At first, the new company specialised in fixed interest government securities (gilts), but was eagerly looking for new types of business. A crucial juncture, and a palpable sign of the firm’s ambition, was a remarkable trip to New York and Washington, led by Hugh O’Donnell, Cunningham and Shanley, accompanied by 28 clients in 1981, where, with a pure and dauntless aplomb, they sought and obtained an interview with the renowned investment banker Henry Kauffmann, chief executive of Solomon Brothers and Albert Wijnilower, a leading economist who had been an adviser to President Gerald Ford. Proceeding to Washington, the group also met senior officials of the Federal Reserve.

To adapt the title of one of Tom Murphy’s early plays, it proved to be a crucial half-week – from Wednesday to Monday – in the lives of the young stockbrokers.

Dangerous challenges

As Shaun Cunningham remembers: “Before we went to New York, we would be turning over maybe a quarter of a million to half a million in a single gilts transaction. Within weeks, we were doing £1 million to £2 million per transaction. People realised that the outside world was much bigger. There was an enormous amount of expansion going on, it gave us the opportunity to expand.”

Outside of business, Frank Shanley had a deep interest in Gaelic Ireland and traditional Irish music, in the Irish language which he spoke fluently and in Irish mythic literature; the name Riada was probably the product of this, referencing the ancient Hiberno-Scottish kingdom of Dal Riada.

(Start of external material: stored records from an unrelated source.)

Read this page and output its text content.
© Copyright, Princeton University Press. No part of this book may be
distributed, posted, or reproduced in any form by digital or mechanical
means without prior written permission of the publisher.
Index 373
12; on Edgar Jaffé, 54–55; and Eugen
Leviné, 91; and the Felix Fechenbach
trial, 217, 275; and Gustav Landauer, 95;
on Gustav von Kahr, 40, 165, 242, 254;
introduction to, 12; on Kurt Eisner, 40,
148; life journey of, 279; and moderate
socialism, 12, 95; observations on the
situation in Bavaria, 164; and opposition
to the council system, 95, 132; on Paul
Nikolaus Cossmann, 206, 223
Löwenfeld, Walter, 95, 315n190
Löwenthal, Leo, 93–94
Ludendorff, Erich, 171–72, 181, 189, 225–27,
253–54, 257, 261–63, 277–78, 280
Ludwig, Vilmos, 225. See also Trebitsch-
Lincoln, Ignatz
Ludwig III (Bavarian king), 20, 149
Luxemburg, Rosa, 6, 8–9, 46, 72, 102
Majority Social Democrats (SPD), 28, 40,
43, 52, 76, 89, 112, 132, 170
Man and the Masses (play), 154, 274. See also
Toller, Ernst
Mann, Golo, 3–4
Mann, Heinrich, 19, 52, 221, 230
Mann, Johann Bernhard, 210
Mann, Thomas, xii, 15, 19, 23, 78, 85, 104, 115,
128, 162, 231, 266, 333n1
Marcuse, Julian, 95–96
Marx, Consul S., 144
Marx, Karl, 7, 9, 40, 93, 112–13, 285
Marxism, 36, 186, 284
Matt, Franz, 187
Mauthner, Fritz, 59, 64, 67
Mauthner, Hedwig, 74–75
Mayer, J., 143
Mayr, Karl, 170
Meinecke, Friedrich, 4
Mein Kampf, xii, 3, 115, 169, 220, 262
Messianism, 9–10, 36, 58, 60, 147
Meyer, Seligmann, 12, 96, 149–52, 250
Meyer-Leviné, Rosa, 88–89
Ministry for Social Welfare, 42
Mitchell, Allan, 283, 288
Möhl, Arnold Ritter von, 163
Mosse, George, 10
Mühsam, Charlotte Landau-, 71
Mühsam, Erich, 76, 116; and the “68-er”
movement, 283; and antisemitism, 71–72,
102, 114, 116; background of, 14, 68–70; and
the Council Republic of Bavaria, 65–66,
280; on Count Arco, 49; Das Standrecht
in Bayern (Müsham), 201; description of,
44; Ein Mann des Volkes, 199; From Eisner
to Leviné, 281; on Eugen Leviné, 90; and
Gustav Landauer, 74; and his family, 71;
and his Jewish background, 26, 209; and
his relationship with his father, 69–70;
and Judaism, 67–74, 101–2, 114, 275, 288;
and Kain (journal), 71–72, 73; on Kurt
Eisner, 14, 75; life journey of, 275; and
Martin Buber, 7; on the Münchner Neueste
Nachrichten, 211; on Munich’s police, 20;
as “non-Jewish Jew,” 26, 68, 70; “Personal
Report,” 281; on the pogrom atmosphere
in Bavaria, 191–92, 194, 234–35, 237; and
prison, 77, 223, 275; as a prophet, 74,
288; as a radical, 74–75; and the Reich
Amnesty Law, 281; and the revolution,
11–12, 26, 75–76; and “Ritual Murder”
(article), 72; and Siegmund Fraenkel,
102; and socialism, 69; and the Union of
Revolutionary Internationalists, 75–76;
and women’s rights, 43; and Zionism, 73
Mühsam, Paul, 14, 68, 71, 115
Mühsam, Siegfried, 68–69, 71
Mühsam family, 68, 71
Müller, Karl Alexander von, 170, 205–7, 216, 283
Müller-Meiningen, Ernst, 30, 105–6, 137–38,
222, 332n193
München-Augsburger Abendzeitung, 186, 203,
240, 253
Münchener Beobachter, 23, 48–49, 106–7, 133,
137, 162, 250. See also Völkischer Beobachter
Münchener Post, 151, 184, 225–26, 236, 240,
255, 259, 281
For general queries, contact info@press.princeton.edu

He was also someone who relished new and even dangerous challenges.

A keen hurler in his youth, in 1998, with absolutely no experience of the sport of sailing, he saw an advertisement for a round-the-world yacht race organised by Sir Robin Knox-Johnson, and decided to join a crew. He completed a sailing course in England and secured a berth on a competing boat, getting as far as South Africa, having spent Christmas of that year in the Galápagos Islands. He returned home before the race finished, but only to look after his wife, who had become very ill and who sadly died a few months later.

  • Shanley was born in Dublin, the son of a civil servant, Frank snr and Katharine Ciss (nee Hickey) a governess, and is survived by his children, Paul and Fiona (Swaine), and by his sisters Elizabeth (Betty) and Eileen, and brothers Thomas and Derry. His brothers Finbarr and Martin predeceased him.